Soon after joining the team, I made a database change that caused a Ruby unit test to fail. It was an easy fix, and I included it in the changes I submitted for code review. One of the reviewers commented that the code I fixed was obsolete and should be removed. Out of curiosity, I took another look at the Ruby code—and the JavaScript that replaced it.

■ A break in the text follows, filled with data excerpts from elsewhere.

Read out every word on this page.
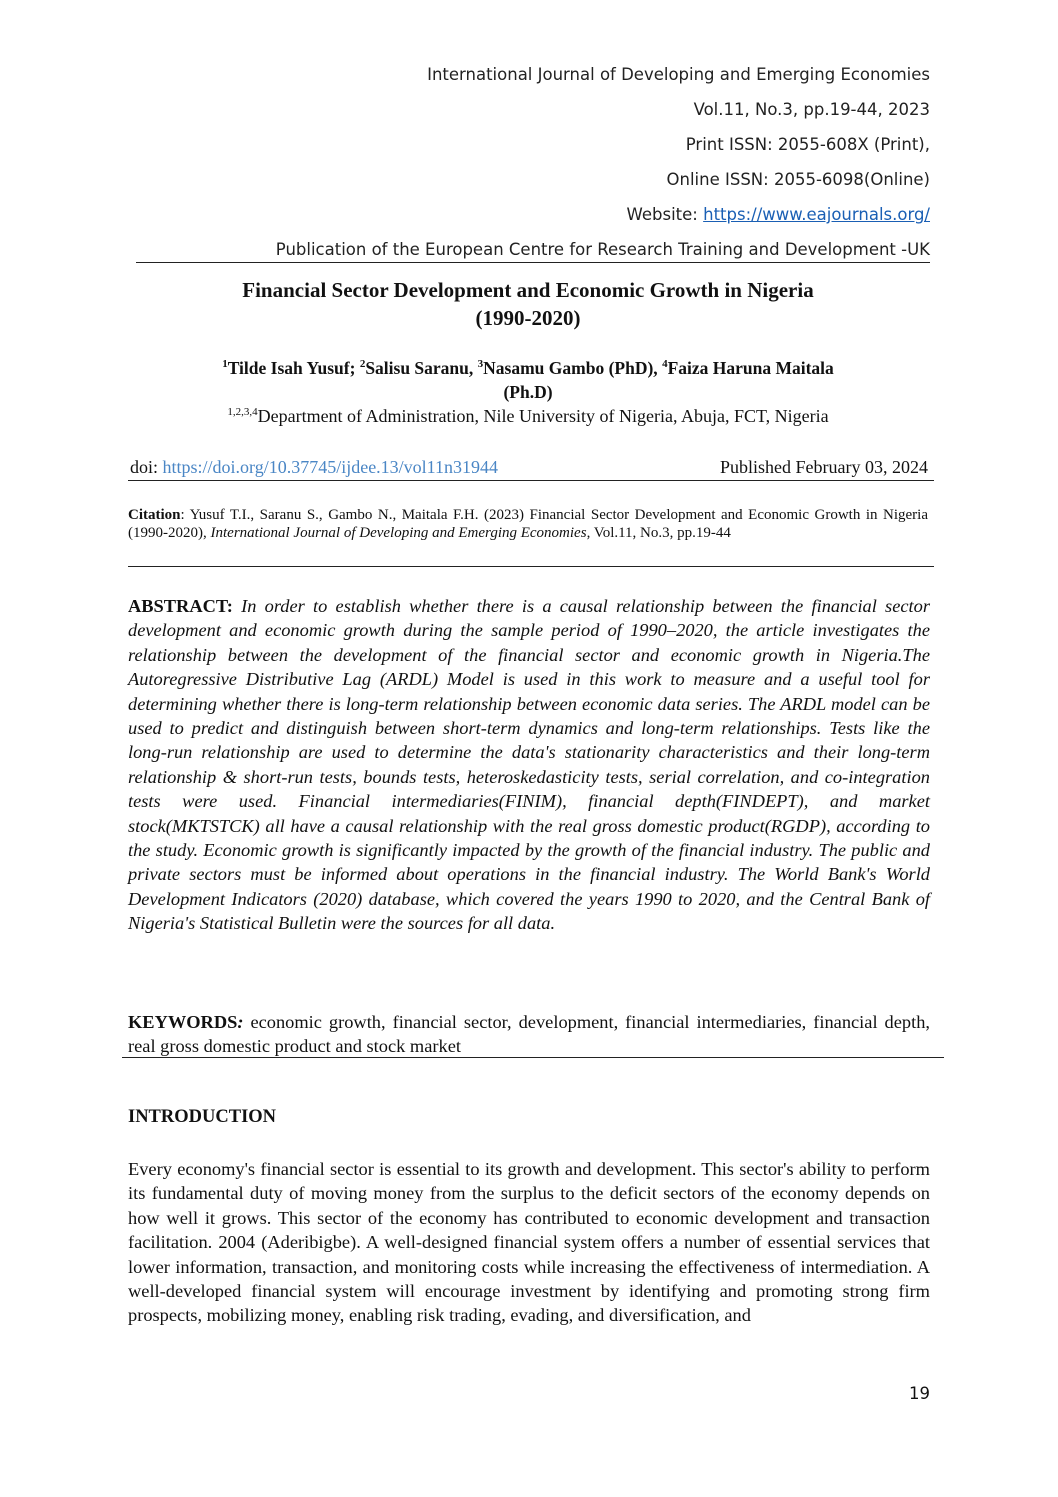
International Journal of Developing and Emerging Economies
Vol.11, No.3, pp.19-44, 2023
Print ISSN: 2055-608X (Print),
Online ISSN: 2055-6098(Online)
Website: https://www.eajournals.org/
Publication of the European Centre for Research Training and Development -UK
Financial Sector Development and Economic Growth in Nigeria
(1990-2020)
$^1$Tilde Isah Yusuf; $^2$Salisu Saranu, $^3$Nasamu Gambo (PhD), $^4$Faiza Haruna Maitala
(Ph.D)
$^{1,2,3,4}$Department of Administration, Nile University of Nigeria, Abuja, FCT, Nigeria
doi: https://doi.org/10.37745/ijdee.13/vol11n31944	Published February 03, 2024
Citation: Yusuf T.I., Saranu S., Gambo N., Maitala F.H. (2023) Financial Sector Development and Economic Growth in Nigeria (1990-2020), International Journal of Developing and Emerging Economies, Vol.11, No.3, pp.19-44
ABSTRACT: In order to establish whether there is a causal relationship between the financial sector development and economic growth during the sample period of 1990–2020, the article investigates the relationship between the development of the financial sector and economic growth in Nigeria.The Autoregressive Distributive Lag (ARDL) Model is used in this work to measure and a useful tool for determining whether there is long-term relationship between economic data series. The ARDL model can be used to predict and distinguish between short-term dynamics and long-term relationships. Tests like the long-run relationship are used to determine the data's stationarity characteristics and their long-term relationship & short-run tests, bounds tests, heteroskedasticity tests, serial correlation, and co-integration tests were used. Financial intermediaries(FINIM), financial depth(FINDEPT), and market stock(MKTSTCK) all have a causal relationship with the real gross domestic product(RGDP), according to the study. Economic growth is significantly impacted by the growth of the financial industry. The public and private sectors must be informed about operations in the financial industry. The World Bank's World Development Indicators (2020) database, which covered the years 1990 to 2020, and the Central Bank of Nigeria's Statistical Bulletin were the sources for all data.
KEYWORDS: economic growth, financial sector, development, financial intermediaries, financial depth, real gross domestic product and stock market
INTRODUCTION
Every economy's financial sector is essential to its growth and development. This sector's ability to perform its fundamental duty of moving money from the surplus to the deficit sectors of the economy depends on how well it grows. This sector of the economy has contributed to economic development and transaction facilitation. 2004 (Aderibigbe). A well-designed financial system offers a number of essential services that lower information, transaction, and monitoring costs while increasing the effectiveness of intermediation. A well-developed financial system will encourage investment by identifying and promoting strong firm prospects, mobilizing money, enabling risk trading, evading, and diversification, and
19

I didn’t like what I found. Here’s the Ruby process in a nutshell:
- Query ~100,000 rows from table A in chunks of 1,000 using
LIMIT
andOFFSET
- Break each chunk of 1,000 into smaller chunks of 10 for insertion into table B
This didn’t happen in nested loops. Instead:
- The top-level routine read each chunk of 1,000 and queued it for level 2 using Sidekiq
- The level 2 routine broke it into chunks of 10 and queued those for level 3 using Sidekiq
- The level 3 (and final) routine inserted each chunk of 10 into table B using a single
INSERT
statement
The data was modified during the process, so it couldn’t be a direct table-to-table copy. But if you follow the convoluted process above and do the math, you’ll see:
- Table A is queried 100 times
- Table B is written to 10,000 times
- Sidekiq handles 10,101 invocations across 3 routines
As I was going to St Ives,
I met a man with seven wives,
Each wife had seven sacks,
Each sack had seven cats,
Each cat had seven kits:
Kits, cats, sacks, and wives,
How many were there going to St Ives?
The new JavaScript code did much the same thing, except:
- It substituted Lambda for Sidekiq
- It introduced a data error because the developer misunderstood a bit of Ruby logic
Reality
Ruby vs. JavaScript is out of scope for this post, and Lambda definitely had an edge here simply due to its higher concurrency.
HOWEVER, the real performance limit was the database access pattern.
Here’s a better approach:
- Create a temporary table matching table B
- Copy the 100,000 rows from table A to the temp table using
INSERT ... SELECT
- Modify the data using
UPDATE
- Insert the rows into table B using another
INSERT ... SELECT
- Drop the temporary table
The entire process only needed 5–7 queries in a single invocation. And even though the runtime of the single job was significant, it still ran ~3× faster than the JavaScript/Lambda implementation—largely because the data never left the database. As a bonus, the entire task was now atomic.
Oh, and we moved the job back to legacy Ruby/Sidekiq—because consolidating 10,101 invocations into one caused timeouts in Lambda.